Western scrub jays hold what we would call funerals when they encounter a dead member of their species. Teresa Iglesias and colleagues from the University of California at Davis noted that jays, on seeing a dead bird, gather around it; in the journal Animal Behavior, they write that this behavior may have evolved from needing to warn other birds of dangers.
The scientists conducted experiments in which they placed a number of objects into residential yards and observed how the jays reacted. The objects included different colored pieces of wood, dead jays, mounted stuffed jays and great horned owls.
The jays were indifferent to the wood. They gathered together and issued alarm calls on seeing the mounted horned owls, apparently because they thought they were predators. They sometimes mobbed the stuffed jay, a behavior displayed when seeing a competitor or a sick bird.

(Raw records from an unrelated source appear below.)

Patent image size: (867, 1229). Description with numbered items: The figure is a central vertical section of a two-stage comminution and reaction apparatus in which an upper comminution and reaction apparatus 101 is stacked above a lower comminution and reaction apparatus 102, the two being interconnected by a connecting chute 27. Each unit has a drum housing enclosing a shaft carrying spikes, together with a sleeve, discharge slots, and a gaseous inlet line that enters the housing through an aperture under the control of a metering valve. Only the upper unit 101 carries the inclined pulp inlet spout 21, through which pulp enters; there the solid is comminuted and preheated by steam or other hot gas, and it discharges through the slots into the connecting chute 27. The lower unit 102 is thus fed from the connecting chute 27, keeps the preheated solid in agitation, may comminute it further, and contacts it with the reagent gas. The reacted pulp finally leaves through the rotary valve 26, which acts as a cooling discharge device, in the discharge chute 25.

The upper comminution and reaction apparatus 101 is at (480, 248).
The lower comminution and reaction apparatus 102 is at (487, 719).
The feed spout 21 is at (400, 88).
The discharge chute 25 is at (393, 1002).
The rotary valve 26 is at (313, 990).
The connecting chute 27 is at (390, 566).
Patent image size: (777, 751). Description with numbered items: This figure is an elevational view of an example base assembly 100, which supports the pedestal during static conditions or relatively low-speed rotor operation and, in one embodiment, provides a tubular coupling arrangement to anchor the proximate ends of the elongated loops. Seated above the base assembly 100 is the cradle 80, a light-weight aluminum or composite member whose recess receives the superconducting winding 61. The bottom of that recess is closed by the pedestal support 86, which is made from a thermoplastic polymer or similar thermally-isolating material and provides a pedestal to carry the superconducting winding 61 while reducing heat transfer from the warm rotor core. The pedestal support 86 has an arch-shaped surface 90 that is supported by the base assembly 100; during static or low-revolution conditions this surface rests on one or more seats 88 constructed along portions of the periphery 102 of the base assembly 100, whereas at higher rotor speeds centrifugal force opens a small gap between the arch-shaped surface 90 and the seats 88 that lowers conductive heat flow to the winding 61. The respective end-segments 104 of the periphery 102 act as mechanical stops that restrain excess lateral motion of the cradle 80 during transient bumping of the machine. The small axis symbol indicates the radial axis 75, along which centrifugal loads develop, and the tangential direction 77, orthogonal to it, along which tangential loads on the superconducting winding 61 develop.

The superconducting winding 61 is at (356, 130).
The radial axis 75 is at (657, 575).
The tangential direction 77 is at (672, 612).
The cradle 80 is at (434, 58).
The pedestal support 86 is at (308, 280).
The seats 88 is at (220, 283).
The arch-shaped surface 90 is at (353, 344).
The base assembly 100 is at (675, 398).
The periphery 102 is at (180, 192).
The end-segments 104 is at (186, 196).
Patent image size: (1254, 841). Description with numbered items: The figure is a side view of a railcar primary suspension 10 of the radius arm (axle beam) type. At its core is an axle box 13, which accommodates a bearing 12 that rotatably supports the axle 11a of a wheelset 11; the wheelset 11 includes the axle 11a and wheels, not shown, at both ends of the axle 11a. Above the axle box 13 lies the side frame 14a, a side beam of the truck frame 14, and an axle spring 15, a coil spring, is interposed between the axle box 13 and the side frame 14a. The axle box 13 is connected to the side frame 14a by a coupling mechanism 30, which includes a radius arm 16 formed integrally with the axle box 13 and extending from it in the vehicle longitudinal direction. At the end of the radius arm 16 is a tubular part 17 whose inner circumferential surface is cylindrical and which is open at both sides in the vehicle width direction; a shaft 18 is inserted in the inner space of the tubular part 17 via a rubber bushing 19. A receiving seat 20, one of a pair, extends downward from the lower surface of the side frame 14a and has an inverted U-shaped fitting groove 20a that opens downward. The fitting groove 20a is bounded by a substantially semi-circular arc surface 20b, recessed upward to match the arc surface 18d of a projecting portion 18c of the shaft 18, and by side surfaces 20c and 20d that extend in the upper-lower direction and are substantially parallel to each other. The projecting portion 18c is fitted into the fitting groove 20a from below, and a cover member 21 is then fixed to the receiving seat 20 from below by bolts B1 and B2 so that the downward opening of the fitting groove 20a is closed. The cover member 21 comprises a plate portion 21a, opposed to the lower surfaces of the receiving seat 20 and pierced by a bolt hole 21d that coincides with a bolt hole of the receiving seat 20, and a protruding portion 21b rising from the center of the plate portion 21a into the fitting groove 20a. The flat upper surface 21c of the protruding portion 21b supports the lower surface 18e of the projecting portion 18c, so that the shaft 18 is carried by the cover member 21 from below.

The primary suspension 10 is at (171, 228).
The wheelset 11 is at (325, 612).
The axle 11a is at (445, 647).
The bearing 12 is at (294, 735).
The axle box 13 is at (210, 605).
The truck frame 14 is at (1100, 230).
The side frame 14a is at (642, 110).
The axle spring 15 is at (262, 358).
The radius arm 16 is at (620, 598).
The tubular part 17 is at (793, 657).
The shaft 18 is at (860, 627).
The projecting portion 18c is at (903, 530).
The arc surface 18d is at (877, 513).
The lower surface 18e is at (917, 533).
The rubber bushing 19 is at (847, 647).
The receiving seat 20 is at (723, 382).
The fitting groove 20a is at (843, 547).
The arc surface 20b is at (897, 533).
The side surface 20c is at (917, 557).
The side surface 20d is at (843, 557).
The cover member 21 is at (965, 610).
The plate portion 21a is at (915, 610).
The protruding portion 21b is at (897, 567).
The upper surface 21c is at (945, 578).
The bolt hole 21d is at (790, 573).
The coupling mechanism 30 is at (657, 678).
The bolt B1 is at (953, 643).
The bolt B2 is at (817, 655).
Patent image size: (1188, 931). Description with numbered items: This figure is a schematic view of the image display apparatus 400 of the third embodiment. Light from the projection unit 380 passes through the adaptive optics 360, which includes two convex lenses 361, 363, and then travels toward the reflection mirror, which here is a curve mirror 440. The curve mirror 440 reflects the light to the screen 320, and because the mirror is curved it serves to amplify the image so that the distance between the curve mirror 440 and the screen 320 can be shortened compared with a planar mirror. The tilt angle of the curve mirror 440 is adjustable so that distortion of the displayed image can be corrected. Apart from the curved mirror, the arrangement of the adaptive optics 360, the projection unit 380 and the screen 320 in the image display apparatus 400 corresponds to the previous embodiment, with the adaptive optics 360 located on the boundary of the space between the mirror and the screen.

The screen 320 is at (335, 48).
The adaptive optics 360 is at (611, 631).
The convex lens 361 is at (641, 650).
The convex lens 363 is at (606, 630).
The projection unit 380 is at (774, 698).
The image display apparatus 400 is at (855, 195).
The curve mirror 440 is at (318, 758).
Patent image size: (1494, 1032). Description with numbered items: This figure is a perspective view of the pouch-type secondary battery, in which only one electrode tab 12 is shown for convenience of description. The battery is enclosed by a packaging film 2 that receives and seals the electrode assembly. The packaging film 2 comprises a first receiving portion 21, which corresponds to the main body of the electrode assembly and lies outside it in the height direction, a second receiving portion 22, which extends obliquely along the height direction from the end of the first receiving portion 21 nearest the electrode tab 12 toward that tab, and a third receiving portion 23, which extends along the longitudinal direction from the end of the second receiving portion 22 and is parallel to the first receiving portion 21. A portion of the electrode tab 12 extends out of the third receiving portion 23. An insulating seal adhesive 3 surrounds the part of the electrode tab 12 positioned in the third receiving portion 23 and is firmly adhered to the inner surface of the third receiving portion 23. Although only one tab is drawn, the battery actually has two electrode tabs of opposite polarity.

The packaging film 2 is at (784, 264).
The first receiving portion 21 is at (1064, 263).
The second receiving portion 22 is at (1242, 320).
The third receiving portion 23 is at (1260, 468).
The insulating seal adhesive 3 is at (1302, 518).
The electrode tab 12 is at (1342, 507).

But their behavior towards the dead birds was the most significant. Not only did the jays issue alarm calls to warn others far away, but they stopped foraging for food for days. As the BBC explains, after finding the dead bird,
The jays then gathered around the dead body, forming large cacophonous aggregations. The calls they made, known as “zeeps”, “scolds” and “zeep-scolds”, encouraged new jays to attend to the dead.
The scientists wrote that just the sight of a dead bird was enough to make the jays seek to share this information to warn other birds of possible dangers, even “without witnessing the struggle and manner of death.”
Jays are not the only animals who scientists have observed taking notice of their dead.